Das Kelly-Kriterium ist eine mathematische Formel, die den optimalen Anteil des Bankrolls berechnet, der auf eine Wette mit positivem Erwartungswert gesetzt werden sollte. Die Formel lautet: f = (bp − q) / b, wobei f der Anteil des Bankrolls, b der Nettoquotient (Quote minus 1), p die geschätzte Gewinnwahrscheinlichkeit und q = 1 − p die Verlustwahrscheinlichkeit ist. Das Ergebnis ist jener Bruchteil des verfügbaren Kapitals, der langfristig das Bankroll-Wachstum maximiert.
Der entscheidende Vorteil des Kelly-Kriteriums liegt in seiner mathematischen Eleganz: Es berücksichtigt sowohl den Edge (Vorteil) des Wetters als auch das Quotenniveau. Bei einer Wette mit niedrigem Edge und hoher Quote empfiehlt Kelly einen kleineren Einsatz als bei einer Wette mit hohem Edge zu niedrigeren Quoten. In der Praxis verwenden viele Profis das „halbe Kelly" (Half-Kelly), um die Volatilität zu reduzieren und Phasen mit mehreren Verlusten besser zu überstehen.

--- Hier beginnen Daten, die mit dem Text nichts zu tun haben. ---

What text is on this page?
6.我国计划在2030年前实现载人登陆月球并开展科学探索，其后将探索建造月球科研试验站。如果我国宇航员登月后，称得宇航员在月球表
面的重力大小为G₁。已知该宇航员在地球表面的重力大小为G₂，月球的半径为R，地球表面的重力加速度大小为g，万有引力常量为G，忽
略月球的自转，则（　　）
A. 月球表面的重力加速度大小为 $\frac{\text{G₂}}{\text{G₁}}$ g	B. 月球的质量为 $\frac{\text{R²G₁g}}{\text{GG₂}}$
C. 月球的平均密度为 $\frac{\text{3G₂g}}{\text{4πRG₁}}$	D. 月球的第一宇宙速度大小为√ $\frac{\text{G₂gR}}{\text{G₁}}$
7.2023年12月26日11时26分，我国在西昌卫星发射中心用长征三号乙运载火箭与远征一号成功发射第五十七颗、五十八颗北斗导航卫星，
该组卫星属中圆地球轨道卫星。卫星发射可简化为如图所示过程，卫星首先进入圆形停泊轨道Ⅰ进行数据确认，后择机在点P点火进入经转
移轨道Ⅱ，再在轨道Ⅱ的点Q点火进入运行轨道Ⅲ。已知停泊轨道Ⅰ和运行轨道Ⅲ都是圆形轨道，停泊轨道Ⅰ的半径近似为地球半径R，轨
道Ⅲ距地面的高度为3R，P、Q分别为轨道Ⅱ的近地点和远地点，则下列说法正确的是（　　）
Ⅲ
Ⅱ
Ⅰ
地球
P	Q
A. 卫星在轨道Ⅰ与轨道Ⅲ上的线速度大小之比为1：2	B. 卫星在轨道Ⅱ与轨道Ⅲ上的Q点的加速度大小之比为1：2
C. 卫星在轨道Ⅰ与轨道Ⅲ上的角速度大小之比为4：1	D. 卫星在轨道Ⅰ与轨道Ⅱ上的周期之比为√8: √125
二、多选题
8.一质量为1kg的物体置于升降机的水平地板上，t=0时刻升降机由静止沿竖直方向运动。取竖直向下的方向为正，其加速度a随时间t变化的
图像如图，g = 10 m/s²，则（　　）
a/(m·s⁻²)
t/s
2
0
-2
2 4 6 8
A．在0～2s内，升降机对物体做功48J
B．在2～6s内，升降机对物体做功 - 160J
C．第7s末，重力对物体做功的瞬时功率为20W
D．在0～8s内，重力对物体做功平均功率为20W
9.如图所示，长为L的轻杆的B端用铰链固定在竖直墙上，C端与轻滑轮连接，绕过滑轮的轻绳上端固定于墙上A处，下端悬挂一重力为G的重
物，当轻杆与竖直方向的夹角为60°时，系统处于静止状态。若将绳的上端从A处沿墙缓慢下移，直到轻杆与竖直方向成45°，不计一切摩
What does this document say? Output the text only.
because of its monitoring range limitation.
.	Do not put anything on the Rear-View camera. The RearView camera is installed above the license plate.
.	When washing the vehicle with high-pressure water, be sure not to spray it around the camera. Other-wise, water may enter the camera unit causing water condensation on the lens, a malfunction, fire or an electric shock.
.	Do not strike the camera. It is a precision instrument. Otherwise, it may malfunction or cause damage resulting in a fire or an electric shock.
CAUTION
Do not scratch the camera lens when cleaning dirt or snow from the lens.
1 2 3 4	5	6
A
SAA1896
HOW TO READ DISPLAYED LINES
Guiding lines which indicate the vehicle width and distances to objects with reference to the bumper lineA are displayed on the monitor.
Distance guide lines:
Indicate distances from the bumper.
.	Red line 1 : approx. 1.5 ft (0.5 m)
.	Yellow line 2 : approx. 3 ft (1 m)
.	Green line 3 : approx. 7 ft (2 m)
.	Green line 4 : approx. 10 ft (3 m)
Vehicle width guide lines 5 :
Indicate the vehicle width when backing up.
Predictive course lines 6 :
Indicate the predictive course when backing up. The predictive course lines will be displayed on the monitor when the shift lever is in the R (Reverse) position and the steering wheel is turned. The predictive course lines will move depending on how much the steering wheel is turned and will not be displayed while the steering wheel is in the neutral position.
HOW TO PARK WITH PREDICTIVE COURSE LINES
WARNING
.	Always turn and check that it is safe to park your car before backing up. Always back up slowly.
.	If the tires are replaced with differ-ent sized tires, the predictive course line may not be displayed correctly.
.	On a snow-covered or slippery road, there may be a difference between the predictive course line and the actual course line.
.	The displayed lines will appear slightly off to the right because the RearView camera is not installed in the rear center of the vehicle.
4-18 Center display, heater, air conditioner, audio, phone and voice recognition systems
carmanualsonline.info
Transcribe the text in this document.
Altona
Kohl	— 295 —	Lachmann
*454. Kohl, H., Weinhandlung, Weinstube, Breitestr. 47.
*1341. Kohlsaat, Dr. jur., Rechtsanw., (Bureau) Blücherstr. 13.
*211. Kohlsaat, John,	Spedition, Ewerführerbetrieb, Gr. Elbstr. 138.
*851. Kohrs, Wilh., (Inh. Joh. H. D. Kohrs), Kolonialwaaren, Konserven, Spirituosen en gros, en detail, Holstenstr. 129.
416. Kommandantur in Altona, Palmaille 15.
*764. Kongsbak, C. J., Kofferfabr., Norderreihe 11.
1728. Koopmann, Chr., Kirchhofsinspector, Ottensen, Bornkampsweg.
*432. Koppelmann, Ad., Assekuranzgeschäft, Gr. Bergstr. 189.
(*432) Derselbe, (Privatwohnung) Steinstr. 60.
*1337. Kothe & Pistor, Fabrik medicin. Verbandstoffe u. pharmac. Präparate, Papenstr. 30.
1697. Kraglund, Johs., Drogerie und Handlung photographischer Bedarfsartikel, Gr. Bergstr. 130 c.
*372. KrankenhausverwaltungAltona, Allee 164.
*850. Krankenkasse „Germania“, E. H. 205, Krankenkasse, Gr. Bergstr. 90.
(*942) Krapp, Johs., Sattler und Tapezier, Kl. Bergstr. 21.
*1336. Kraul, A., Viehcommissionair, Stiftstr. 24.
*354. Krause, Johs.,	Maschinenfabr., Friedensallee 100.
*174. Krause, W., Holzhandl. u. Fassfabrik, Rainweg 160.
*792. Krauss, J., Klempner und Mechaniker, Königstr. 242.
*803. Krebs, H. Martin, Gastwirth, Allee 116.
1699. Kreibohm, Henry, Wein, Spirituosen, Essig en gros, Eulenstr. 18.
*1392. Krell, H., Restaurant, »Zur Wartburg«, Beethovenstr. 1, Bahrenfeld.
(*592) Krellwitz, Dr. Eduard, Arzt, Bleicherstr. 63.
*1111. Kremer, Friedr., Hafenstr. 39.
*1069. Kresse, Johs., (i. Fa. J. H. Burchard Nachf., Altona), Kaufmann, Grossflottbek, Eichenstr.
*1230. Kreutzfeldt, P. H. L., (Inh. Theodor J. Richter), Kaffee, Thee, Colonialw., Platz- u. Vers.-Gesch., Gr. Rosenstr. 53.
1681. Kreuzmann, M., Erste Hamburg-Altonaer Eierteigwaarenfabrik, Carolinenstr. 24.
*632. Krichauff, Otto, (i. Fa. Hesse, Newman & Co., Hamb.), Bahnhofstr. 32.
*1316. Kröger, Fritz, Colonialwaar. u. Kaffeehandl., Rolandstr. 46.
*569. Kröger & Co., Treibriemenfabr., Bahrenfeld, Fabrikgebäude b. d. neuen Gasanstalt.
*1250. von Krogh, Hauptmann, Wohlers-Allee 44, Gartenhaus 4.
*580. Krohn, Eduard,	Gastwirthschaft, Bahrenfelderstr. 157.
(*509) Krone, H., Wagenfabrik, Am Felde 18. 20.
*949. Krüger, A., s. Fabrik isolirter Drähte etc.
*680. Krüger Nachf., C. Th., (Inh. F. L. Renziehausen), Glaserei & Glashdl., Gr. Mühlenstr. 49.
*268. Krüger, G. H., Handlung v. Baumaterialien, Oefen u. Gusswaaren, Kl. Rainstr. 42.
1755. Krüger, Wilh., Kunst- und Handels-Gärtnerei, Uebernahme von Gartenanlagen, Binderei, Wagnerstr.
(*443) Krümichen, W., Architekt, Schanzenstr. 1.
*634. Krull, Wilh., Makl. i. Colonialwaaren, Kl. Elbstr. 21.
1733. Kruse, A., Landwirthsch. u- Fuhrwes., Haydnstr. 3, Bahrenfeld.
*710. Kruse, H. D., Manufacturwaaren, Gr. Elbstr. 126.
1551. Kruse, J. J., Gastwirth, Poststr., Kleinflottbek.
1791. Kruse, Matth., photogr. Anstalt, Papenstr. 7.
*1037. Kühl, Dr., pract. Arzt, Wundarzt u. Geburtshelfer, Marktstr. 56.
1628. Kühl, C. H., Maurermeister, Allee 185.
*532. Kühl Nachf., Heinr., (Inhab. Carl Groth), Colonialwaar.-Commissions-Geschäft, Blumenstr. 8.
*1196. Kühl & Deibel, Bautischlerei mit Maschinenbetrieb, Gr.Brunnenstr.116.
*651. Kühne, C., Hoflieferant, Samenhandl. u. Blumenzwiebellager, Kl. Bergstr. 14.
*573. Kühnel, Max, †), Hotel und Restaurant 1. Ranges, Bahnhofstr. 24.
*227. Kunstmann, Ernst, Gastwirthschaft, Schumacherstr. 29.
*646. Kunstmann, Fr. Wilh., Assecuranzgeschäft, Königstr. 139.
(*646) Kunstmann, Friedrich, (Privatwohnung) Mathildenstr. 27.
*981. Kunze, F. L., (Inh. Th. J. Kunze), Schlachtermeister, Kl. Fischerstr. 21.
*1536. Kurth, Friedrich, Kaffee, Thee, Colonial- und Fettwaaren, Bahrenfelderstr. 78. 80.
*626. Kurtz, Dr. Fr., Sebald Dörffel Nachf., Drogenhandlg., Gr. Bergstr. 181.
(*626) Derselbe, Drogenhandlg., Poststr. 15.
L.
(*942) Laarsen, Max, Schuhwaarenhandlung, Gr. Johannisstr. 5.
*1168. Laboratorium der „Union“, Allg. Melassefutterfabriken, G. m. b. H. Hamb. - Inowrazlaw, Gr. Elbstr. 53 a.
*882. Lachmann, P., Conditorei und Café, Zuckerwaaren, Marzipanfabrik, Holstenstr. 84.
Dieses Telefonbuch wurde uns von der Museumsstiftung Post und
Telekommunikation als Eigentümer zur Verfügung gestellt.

Wichtig ist: Das Kelly-Kriterium funktioniert nur dann optimal, wenn die eigene Wahrscheinlichkeitsschätzung korrekt ist. Überschätzt man den eigenen Edge, droht Übersetzen und eine drastische Reduzierung des Bankrolls. Daher gilt konservatives Vorgehen als praxistauglicher Ansatz – besonders für Einsteiger in die systematische Wettstrategie.
Beispiel
Ein Wetter schätzt, dass Bayern München ein Auswärtsspiel mit 60-prozentiger Wahrscheinlichkeit gewinnt. Der Buchmacher bietet Quote 2,00 (= Nettoquotient 1,00) an. Das Kelly-Kriterium ergibt: (1,00 × 0,60 − 0,40) / 1,00 = 0,20 – also 20 % des Bankrolls als empfohlenen Einsatz.